Die Erfolge der Akupunktur vor allem in der Therapie verschiedener Schmerzformen helfen dabei, dieses Verfahren in der Medizin zu etablieren. Es wurden Studien durchgeführt, in denen die Wirkung der Akupunktur untersucht wurde. Verschiedene Studien zeigten, dass eine Akupunktur, bei der die Qi-Punkte nicht gereizt wurden, ungefähr genauso effektiv war wie eine professionell durchgeführte Akupunktur (gerac-Studie). Die meisten Studien sind sich in einem Punkt einig: Akupunktur wirkt, aber man weiß nicht, warum oder welcher Teilaspekt der Akupunktur so wirksam ist.
Während der Behandlung wird die Patientin bequem gelagert.

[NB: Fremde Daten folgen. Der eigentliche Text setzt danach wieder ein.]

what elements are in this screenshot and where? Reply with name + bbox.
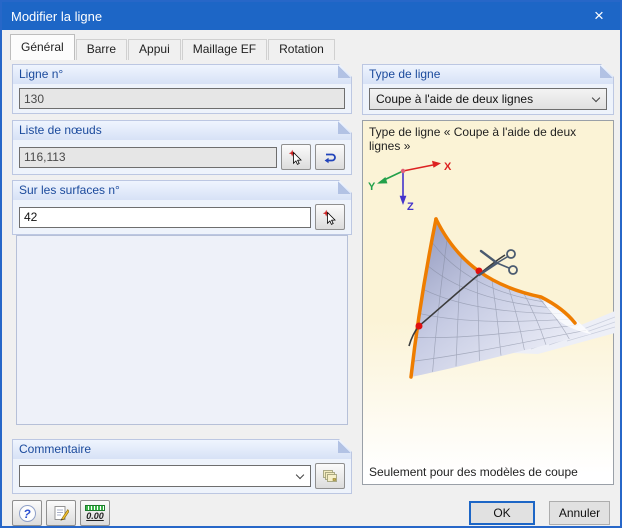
line-number-input[interactable] [19, 88, 345, 109]
edit-comment-button[interactable] [46, 500, 76, 526]
empty-list-panel [16, 235, 348, 425]
chevron-down-icon [296, 471, 304, 479]
modify-line-dialog: Modifier la ligne × Général Barre Appui … [0, 0, 622, 528]
line-type-value: Coupe à l'aide de deux lignes [376, 92, 534, 106]
dialog-title: Modifier la ligne [11, 8, 103, 24]
line-type-info-panel: Type de ligne « Coupe à l'aide de deux l… [362, 120, 615, 485]
cut-illustration: X Y Z [368, 160, 615, 379]
pick-arrow-star-icon [288, 149, 304, 165]
tab-appui[interactable]: Appui [128, 39, 181, 60]
axis-z-label: Z [407, 201, 414, 213]
tab-rotation[interactable]: Rotation [268, 39, 335, 60]
group-node-list-header: Liste de nœuds [13, 121, 351, 140]
pick-arrow-star-icon [322, 209, 338, 225]
line-type-combobox[interactable]: Coupe à l'aide de deux lignes [369, 88, 607, 110]
group-line-type-header: Type de ligne [363, 65, 613, 84]
group-surfaces: Sur les surfaces n° [12, 180, 352, 235]
close-icon[interactable]: × [578, 2, 620, 30]
node-list-input[interactable] [19, 147, 277, 168]
comment-presets-button[interactable] [315, 463, 345, 489]
comment-combobox[interactable] [19, 465, 311, 487]
pick-surfaces-button[interactable] [315, 204, 345, 230]
info-footer-note: Seulement pour des modèles de coupe [369, 465, 578, 479]
dialog-titlebar[interactable]: Modifier la ligne × [2, 2, 620, 30]
tab-bar: Général Barre Appui Maillage EF Rotation [10, 33, 336, 60]
comment-stack-icon [322, 468, 338, 484]
group-surfaces-header: Sur les surfaces n° [13, 181, 351, 200]
tab-general[interactable]: Général [10, 34, 75, 60]
help-button[interactable]: ? [12, 500, 42, 526]
edit-note-icon [54, 506, 69, 521]
reverse-arrow-icon [322, 149, 338, 165]
group-comment-header: Commentaire [13, 440, 351, 459]
tab-barre[interactable]: Barre [75, 39, 128, 60]
units-icon: 0.00 [85, 505, 105, 521]
scissors-icon [477, 249, 518, 277]
axis-icon: X Y Z [368, 160, 452, 213]
help-icon: ? [18, 504, 36, 522]
surfaces-input[interactable] [19, 207, 311, 228]
group-line-number-header: Ligne n° [13, 65, 351, 84]
cut-point-2 [415, 322, 423, 330]
group-line-type: Type de ligne Coupe à l'aide de deux lig… [362, 64, 614, 115]
axis-y-label: Y [368, 181, 376, 193]
tab-maillage-ef[interactable]: Maillage EF [181, 39, 268, 60]
group-node-list: Liste de nœuds [12, 120, 352, 175]
pick-nodes-button[interactable] [281, 144, 311, 170]
ok-button[interactable]: OK [469, 501, 535, 525]
group-line-number: Ligne n° [12, 64, 352, 114]
chevron-down-icon [592, 94, 600, 102]
axis-x-label: X [444, 161, 452, 173]
units-button[interactable]: 0.00 [80, 500, 110, 526]
reverse-orientation-button[interactable] [315, 144, 345, 170]
group-comment: Commentaire [12, 439, 352, 494]
cancel-button[interactable]: Annuler [549, 501, 610, 525]
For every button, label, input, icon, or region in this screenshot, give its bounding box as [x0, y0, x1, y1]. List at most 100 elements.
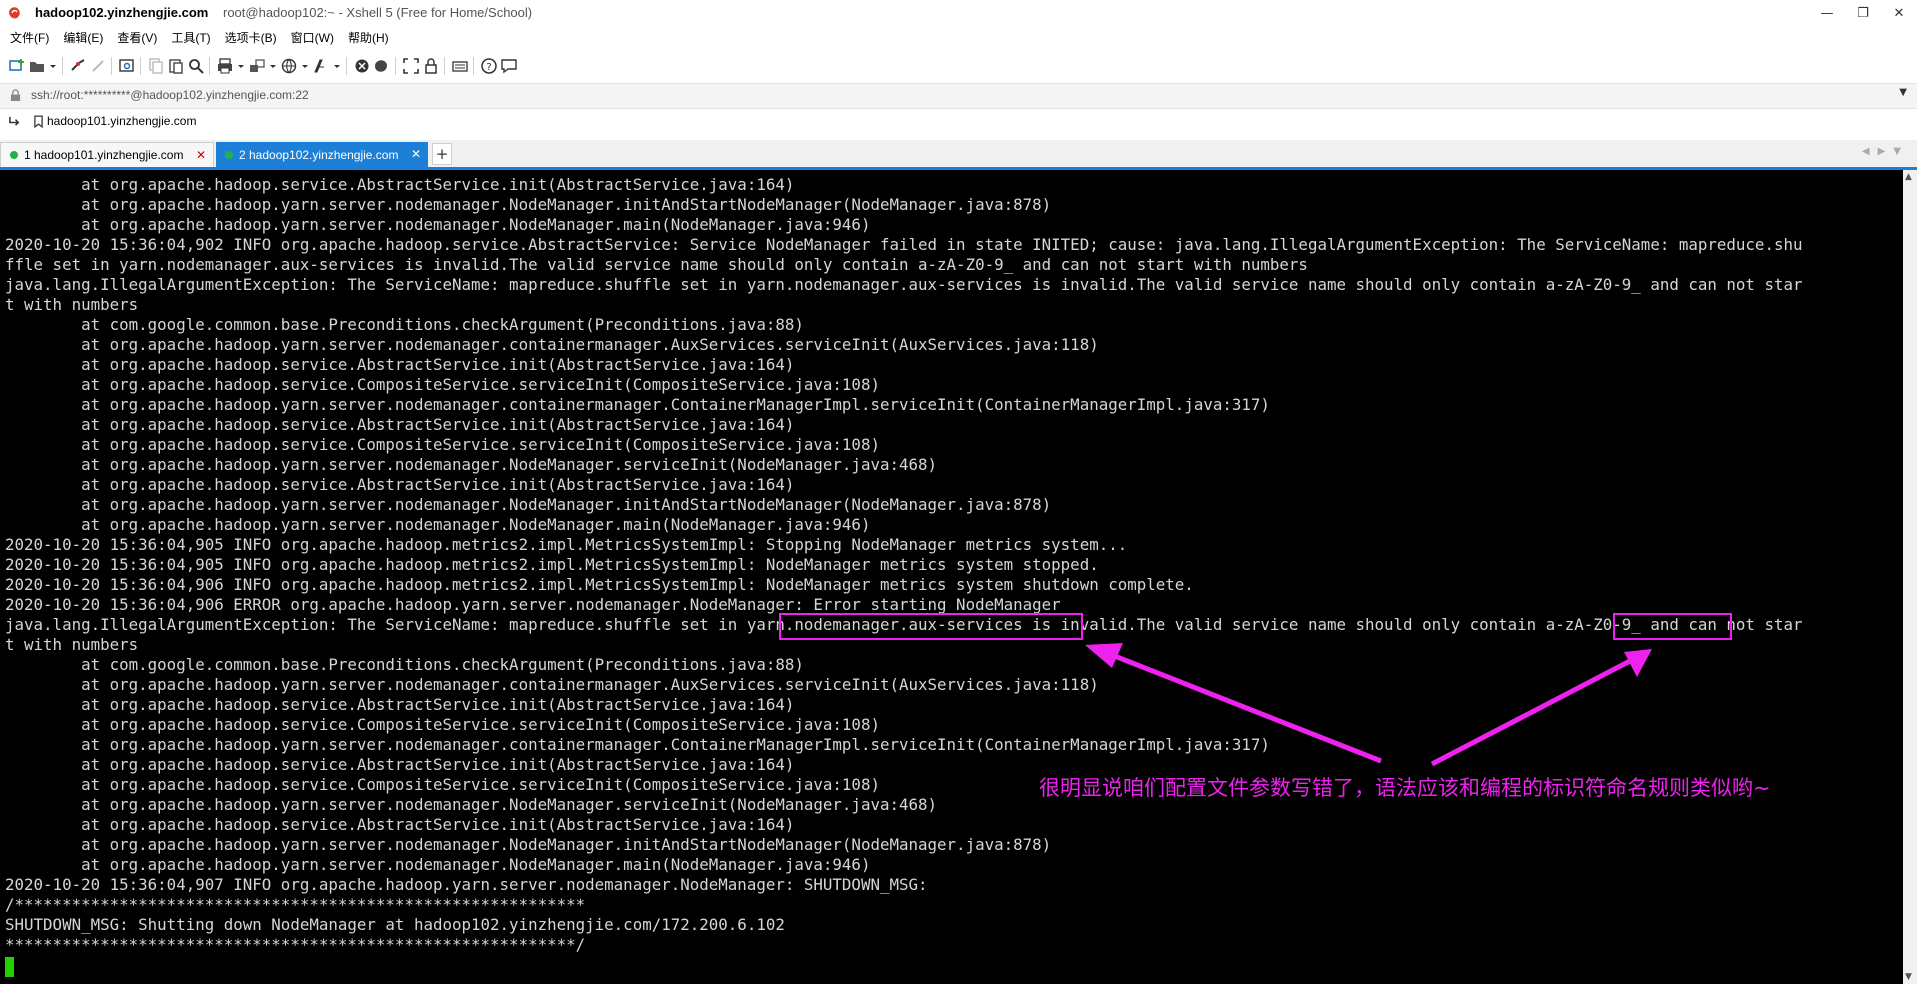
tab-hadoop101[interactable]: 1 hadoop101.yinzhengjie.com ✕: [0, 142, 214, 167]
lock-button[interactable]: [422, 55, 440, 77]
terminal-output[interactable]: at org.apache.hadoop.service.AbstractSer…: [0, 170, 1903, 984]
xftp-button[interactable]: [353, 55, 371, 77]
terminal-line: at org.apache.hadoop.yarn.server.nodeman…: [5, 395, 1270, 414]
terminal-line: 2020-10-20 15:36:04,907 INFO org.apache.…: [5, 875, 928, 894]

Pro Sitzung sollten normalerweise nicht mehr als 16 Nadeln gestochen werden. In Ausnahmefällen kann diese Vorgabe jedoch überstiegen werden. Die Stellen, in die später die Nadeln gestochen werden, müssen vorher leicht massiert oder erwärmt werden. Nach der Behandlung sollte die Patientin noch einige Zeit entspannt liegen. Insgesamt dauert eine Sitzung etwa 30 Minuten, eine volle Therapie umfasst 10 bis 15 Sitzungen. Es gibt verschiedene Bereiche, die bevorzugt für die Akupunktur genutzt werden. Hier sind vor allem das Ohr, die Hände und die Füße zu nennen. Es handelt sich hierbei um Ableger der traditionellen Akupunktur.
Die Akupunktur ist eine verhältnismäßig komplikationsarme Therapie. Die meisten Probleme entstehen bei unsachgemäßer Durchführung der Akupunktur. Deshalb sollte der Akupunkteur gründlich ausgesucht werden. Mögliche Komplikationen sind:
Bei Verwendung nicht sterilisierter Nadeln können Krankheiten übertragen werden, wie Hepatitis oder HIV.
Bei Verletzung der Lunge kommt es zur Ausbildung eines Pneumothorax. Hierbei fällt die Lunge in sich zusammen und muss durch eine ärztlich eingelegte Drainage wieder entfaltet werden.
Wenn silberne Nadeln länger im Körper bleiben, kann es zu Verfärbungen kommen, die dauerhaft bestehen.
Entzündliche Prozesse entstehen dann, wenn die Nadeln lange im Körper bleiben. Außerdem kann es zur Ausbildung von Blutergüssen kommen.
Es gibt verschiedene ähnliche Verfahren.
Hierbei werden auch die Qi-Punkte genutzt, es werden jedoch keine Nadeln verwendet. Es werden vielmehr getrocknete Beifuß-Blätter auf oder über der Haut verbrannt. Die Haut nimmt hierbei keinen Schaden. Durch die stattfindende Erwärmung kann eine gute Tiefen- und Entspannungswirkung erzielt werden.
Die Akupressur ist ein Verfahren, das älter als die Akupunktur ist. Hierbei werden die Qi-Punkte mit der Hand oder verschiedenen Hilfsmitteln massiert. Durch den Druck werden die Punkte dann stimuliert.
Letzte Aktualisierung am 29.03.2021.